I once tried taking the lawn tractor down there, but the Buckthorn stubs gave it flat tires, and there is no way a finish mower is going to cut down this stuff. One of the neighbors let me use his Kubota tractor with 4-foot brush-hog one year, but he usually keeps it up (down?) in Maine. Instead, my other neighbor Win and I bought a DR Field and Brush mower. This is a walk behind mower, not for the faint of heart. Our model has an 11 HP motor which spins a 26 inch long, 1/4 inch thick sharpened club of a blade. It will cut down pretty much anything it can push over.
Math quiz. Assuming you have an acre of field to cut, and there are 640 acres to the square mile, and 5280 feet in a mile, and the mower cuts a path two feet wide, how far do you have to walk behind the mower?
Actually it is more like two acres. Anyway, we try and mow twice, once early in the summer, and once around Columbus day. This isn’t really enough, because the brush is five feet high, consisting of tangled thorns, Buckthorn, witch-grass, and so forth. The DR will cut this stuff just fine, but it isn’t pretty. If you cut a full swath, inevitably you miss a bunch of it, and if you don’t, the drag on one side tries to slew a 300 pound machine sideways, and you literally get dragged off into the weeds. This is particularly troublesome when you try and mow half a cluster of thorns. The thing starts pulling to one side, then you have to lean towards the uncut side to try and swing it back, then the thorns grab on to you.
Did I mention the “operator presence lever”? It is a sort of deadman switch on top of the left handle. If you let go of it when the machine not in neutral or the blade is engaged, the motor will stop. The lever on the bottom of the left handle is the clutch. Squeeze both and off you go. The trouble is a tendency to grab harder when the thing is getting away from you, which doesn’t work.

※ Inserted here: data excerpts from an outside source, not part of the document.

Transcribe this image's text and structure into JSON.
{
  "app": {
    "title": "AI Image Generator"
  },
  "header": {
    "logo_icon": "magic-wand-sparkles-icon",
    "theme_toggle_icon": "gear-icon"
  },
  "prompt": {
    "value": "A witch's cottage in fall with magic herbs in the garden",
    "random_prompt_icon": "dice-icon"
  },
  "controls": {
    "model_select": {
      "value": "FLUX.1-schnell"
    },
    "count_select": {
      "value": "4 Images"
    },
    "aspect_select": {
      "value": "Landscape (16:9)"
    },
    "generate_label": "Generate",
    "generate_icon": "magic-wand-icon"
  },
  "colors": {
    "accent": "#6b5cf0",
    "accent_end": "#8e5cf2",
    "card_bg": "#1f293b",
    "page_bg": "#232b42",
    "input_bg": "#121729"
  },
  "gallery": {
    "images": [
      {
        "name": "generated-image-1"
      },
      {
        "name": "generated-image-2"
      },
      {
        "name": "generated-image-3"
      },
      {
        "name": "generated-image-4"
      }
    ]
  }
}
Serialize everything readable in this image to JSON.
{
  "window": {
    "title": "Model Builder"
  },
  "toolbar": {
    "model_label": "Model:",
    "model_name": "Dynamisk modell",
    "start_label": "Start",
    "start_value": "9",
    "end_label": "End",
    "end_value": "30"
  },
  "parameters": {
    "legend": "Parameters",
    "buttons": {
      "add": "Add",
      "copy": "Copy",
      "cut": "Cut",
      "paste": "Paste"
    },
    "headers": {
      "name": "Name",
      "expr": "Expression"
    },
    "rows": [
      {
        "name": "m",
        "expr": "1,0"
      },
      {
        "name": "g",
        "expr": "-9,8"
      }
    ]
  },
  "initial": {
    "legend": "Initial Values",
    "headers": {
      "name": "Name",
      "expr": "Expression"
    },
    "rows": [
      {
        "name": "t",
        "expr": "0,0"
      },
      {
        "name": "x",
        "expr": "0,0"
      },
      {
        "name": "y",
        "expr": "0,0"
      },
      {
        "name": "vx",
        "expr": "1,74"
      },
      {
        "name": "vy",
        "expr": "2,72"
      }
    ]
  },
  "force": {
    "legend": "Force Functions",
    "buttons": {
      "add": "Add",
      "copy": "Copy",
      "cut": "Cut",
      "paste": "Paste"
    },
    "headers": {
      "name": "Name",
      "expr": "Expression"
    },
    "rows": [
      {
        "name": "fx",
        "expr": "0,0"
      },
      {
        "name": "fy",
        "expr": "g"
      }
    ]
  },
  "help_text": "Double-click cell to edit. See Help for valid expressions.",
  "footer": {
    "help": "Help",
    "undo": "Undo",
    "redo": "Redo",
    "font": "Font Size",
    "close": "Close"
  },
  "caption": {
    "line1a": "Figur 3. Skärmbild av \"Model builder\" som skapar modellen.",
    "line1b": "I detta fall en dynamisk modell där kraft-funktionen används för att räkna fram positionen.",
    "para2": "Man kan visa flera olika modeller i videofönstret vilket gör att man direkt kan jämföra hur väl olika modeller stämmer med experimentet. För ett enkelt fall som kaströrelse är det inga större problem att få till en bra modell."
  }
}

This usually happens when I try to mow under the 3 foot high overhanging branches of some tree. I’m hanging on for dear life and the machine is pulling me onto the pointed ends of the branches, Oh, and when you do get the mower backed out from under the tree, then stop to catch your breath, don’t forget you left it in reverse.
Every year, I find two ground wasp nests in the field. Never in the same places. They don’t like it when you mow overhead. Here’s where the operator presence lever comes in handy – you just run, and the mower will shut down. Usually you can sneak back in half an hour or so and gingerly drive it away because the noise doesn’t seem to bother the bees. One year I left the mower parked on top of the nest and it took me two days to work up the courage to try and get it back.
The DR people have a great video they will be happy to send you. It shows, among other things, a 60ish gray haired lady running a field and brush mower. I think I do not want to tangle with any lady who talks about how easy her life is now that she has a DR. Walking behind the mower on flat ground in a straight line is easy enough, but turning is not. The day after spending three hours mowing I try to move as little as possible, because muscles I didn’t know I had are still aching.
You can get lots of attachments, but we don’t have any. The DR is a mower, it doesn’t actually seem fazed by much of anything. The 17 HP Deere lawn tractor tends to bog down in tall grass, but the 11 HP DR just drives right through the 4 and 5 foot high brush. It is intimidating in its approach to tall plants. It doesn’t notice them.